To detect luteolin-induced changes in the biological function of PTX-resistant cells, 10, 20 and 40 μM luteolin was used to treat EC1/PTX cells. Cloning and flow cytometry assays were used to assess clone formation, cell cycle progression and apoptosis. As shown in Fig. 2B, luteolin (10, 20 and 40 μM) could significantly inhibit colony formation in a dose-dependent manner. The clonogenic capacities were 138.55±6.32% in the DMSO group, 80.01±2.92% in the 10 μM luteolin group, 52.76±2.54% in the 20 μM luteolin group and 16.71±3.34% in the 40 μM luteolin group. In addition, compared to that in the DMSO group, luteolin treatment significantly increased the total apoptosis rate (including that of cells in early and late apoptosis) in a dose-dependent manner (Fig. 2C) and induced cell cycle distribution in the G2/M phase (Fig. 2D).

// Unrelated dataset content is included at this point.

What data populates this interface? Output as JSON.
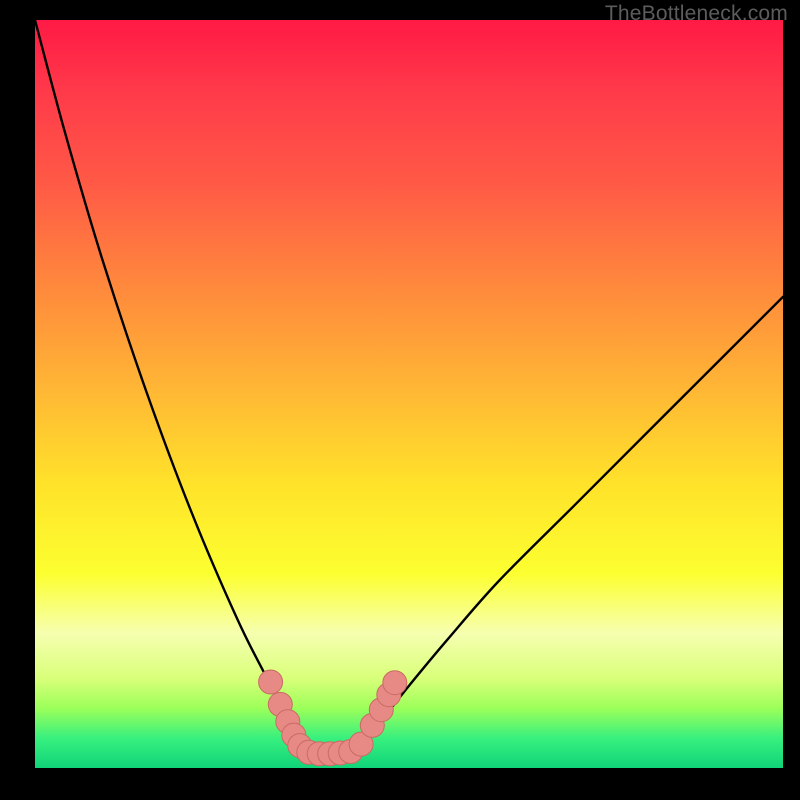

Luteolin suppresses the migration, invasion, epithelialmesenchymal transition (EMT) and dry spheroidization of PTX-resistant ESCC cells
The present study used 10 and 20 μM luteolin to treat EC1/PTX cells and examined the migration and invasion potential of resistant cells in the wound healing and Transwell assays, individually. The cell migration rate (Fig. 3A) and number of transmembrane cells (Fig. 3B) in the luteolin administration group were significantly lesser than those in the DMSO group. TGF-β1 is widely used to induce EMT in cells. The present study co-treated the cells with 10 ng/ml TGF-β1 and 10 or 20 μM luteolin and determined the expression level of EMT-related proteins in the cells by western blotting. TGF-β1 induced the expression of Snail, N-cadherin and MMP-2 proteins, which was downregulated upon luteolin treatment (Fig. 3C). Subsequently, a cell microsphere formation experiment was conducted to assess the spheroidization of cells and expression for stem cell markers. Compared with luteolin-treated cells, which formed smaller microspheres and had more debris, DMSO-treated cells formed larger microspheres and exhibited more rapid proliferation (Fig. 3D). Besides, the expression of stem cell markers (SOX-2, CD44 and CD133) was significantly downregulated upon luteolin treatment (Fig. 3E).
Luteolin enhances drug sensitivity and, combined with PTX, facilitates apoptosis in drug-resistant ESCC cells
Luteolin (10, 20 and 40 μM) was used to treat EC1/PTX cells for 24 h. At concentrations of 20 and 40 μM, luteolin significantly reduced cell growth (Fig. 4A). Based on its low cytotoxicity, 10 μM luteolin was selected for subsequent experiments. The IC50 value of PTX in EC1/PTX cells decreased from 0.560±0.026 to 0.366±0.007 μM upon luteolin pretreatment, a reduction by 1.5 folds (Fig. 4B). Next, 10 μM luteolin and 0.2 μg/ml PTX was used individually and in combination to treat EC1/PTX cells. Cells were then examined by flow cytometry following Annexin-FITC/PI staining. The total apoptosis rates were 5.50±0.58, 10.05±1.11, 16.23±0.16 and 24.00±1.04% in the Control, LUT, PTX and PTX + LUT groups, respectively. Compared to that in the LUT group or PTX group, the total apoptosis rate in the PTX + LUT group was significantly higher (Fig. 4C).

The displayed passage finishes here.